BPBD Kota Cilegon menerjunkan tim reaksi cepat untuk mengevakuasi warga terdampak banjir di tiga kelurahan di tiga kecamatan di Kota Cilegon, Banten, pada Jumat (2/1). Sumber foto: BPBD Kota Cilegon
BPBD Kota Cilegon menerjunkan tim reaksi cepat untuk mengevakuasi warga terdampak banjir di tiga kelurahan di tiga kecamatan di Kota Cilegon, Banten, pada Jumat (2/1). Sumber Foto: BPBD Kota Cilegon

Faktakalbar.id, SERANG – Intensitas hujan yang tinggi memicu bencana banjir di dua wilayah Provinsi Banten, yakni Kota Cilegon dan Kabupaten Pandeglang.

Badan Nasional Penanggulangan Bencana (BNPB) mencatat ribuan warga terdampak dalam peristiwa yang terjadi pada periode 2-3 Januari 2026 ini.

Baca Juga: Awal 2026, BNPB Laporkan 5 Kejadian Bencana Baru Dominasi Banjir dan Longsor

Di Kota Cilegon, banjir terjadi pada Jumat (2/1) dan merendam tiga kelurahan, yaitu Kelurahan Cibeber, Sukmajaya, dan Kepuh. Sebanyak 486 KK atau 1.208 jiwa dilaporkan terdampak dengan rumah mereka tergenang air.

Hingga Sabtu (3/1), genangan dilaporkan masih merendam sebagian permukiman warga.

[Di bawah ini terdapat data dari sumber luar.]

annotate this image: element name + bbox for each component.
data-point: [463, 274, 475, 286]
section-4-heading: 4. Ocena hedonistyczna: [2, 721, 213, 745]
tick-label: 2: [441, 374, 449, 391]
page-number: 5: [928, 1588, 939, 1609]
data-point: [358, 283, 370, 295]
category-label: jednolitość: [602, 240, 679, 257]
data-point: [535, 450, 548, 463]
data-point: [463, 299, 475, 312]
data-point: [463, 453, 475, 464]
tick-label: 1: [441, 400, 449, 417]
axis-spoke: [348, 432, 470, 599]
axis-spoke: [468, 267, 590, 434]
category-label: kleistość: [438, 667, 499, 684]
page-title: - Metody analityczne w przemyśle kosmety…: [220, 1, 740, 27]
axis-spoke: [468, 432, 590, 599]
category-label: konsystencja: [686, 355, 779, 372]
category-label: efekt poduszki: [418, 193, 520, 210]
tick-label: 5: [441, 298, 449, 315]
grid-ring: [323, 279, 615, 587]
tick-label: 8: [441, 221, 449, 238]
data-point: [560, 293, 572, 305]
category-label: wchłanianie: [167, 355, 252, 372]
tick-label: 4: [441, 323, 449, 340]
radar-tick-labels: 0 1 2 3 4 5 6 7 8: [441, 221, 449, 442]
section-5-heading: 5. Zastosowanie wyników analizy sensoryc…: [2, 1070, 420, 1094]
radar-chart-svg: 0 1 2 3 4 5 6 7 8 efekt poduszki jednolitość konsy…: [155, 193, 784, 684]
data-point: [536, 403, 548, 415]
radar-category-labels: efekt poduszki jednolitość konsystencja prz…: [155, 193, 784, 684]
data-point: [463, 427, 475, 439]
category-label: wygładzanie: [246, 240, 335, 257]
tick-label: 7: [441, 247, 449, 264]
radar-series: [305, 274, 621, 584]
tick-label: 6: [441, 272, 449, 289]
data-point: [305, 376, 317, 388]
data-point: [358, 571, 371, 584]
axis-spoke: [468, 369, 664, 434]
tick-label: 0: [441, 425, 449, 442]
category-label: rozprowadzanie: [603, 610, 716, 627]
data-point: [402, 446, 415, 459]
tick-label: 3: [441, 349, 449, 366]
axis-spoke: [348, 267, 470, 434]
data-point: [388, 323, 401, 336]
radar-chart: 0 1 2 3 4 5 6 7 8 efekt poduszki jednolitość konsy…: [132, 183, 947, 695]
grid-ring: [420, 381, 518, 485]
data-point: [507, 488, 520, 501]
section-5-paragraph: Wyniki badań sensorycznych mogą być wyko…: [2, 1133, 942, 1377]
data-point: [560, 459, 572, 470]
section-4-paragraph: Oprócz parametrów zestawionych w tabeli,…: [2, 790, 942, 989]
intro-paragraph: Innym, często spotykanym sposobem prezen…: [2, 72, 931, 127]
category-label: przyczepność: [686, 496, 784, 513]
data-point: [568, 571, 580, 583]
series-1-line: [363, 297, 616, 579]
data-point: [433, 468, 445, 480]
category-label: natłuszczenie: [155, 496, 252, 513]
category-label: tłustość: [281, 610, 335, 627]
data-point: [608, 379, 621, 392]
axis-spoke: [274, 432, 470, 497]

BPBD setempat telah melakukan evakuasi dan kaji cepat di lokasi.

Sementara itu, banjir Banten juga melanda Kabupaten Pandeglang pada Sabtu (3/1). Meluapnya sungai akibat hujan deras menyebabkan banjir menyebar ke 14 desa di 6 kecamatan.

Data BNPB menunjukkan dampak yang cukup masif di Pandeglang, dengan 2.001 KK terdampak dan ketinggian air mencapai 30 hingga 50 sentimeter.

Baca Juga: Menjelang Pergantian Tahun Desa Umin Jaya Dilanda Banjir, Warga Berbondong Serbu Tukang Sayur Keliling Tempuh 1 km Lewati Genangan Banjir

Tim reaksi cepat BPBD Pandeglang telah dikerahkan untuk melakukan asesmen dan penanganan di titik-titik krusial.

BNPB meminta pemerintah daerah di Banten untuk memperkuat infrastruktur pengendali banjir.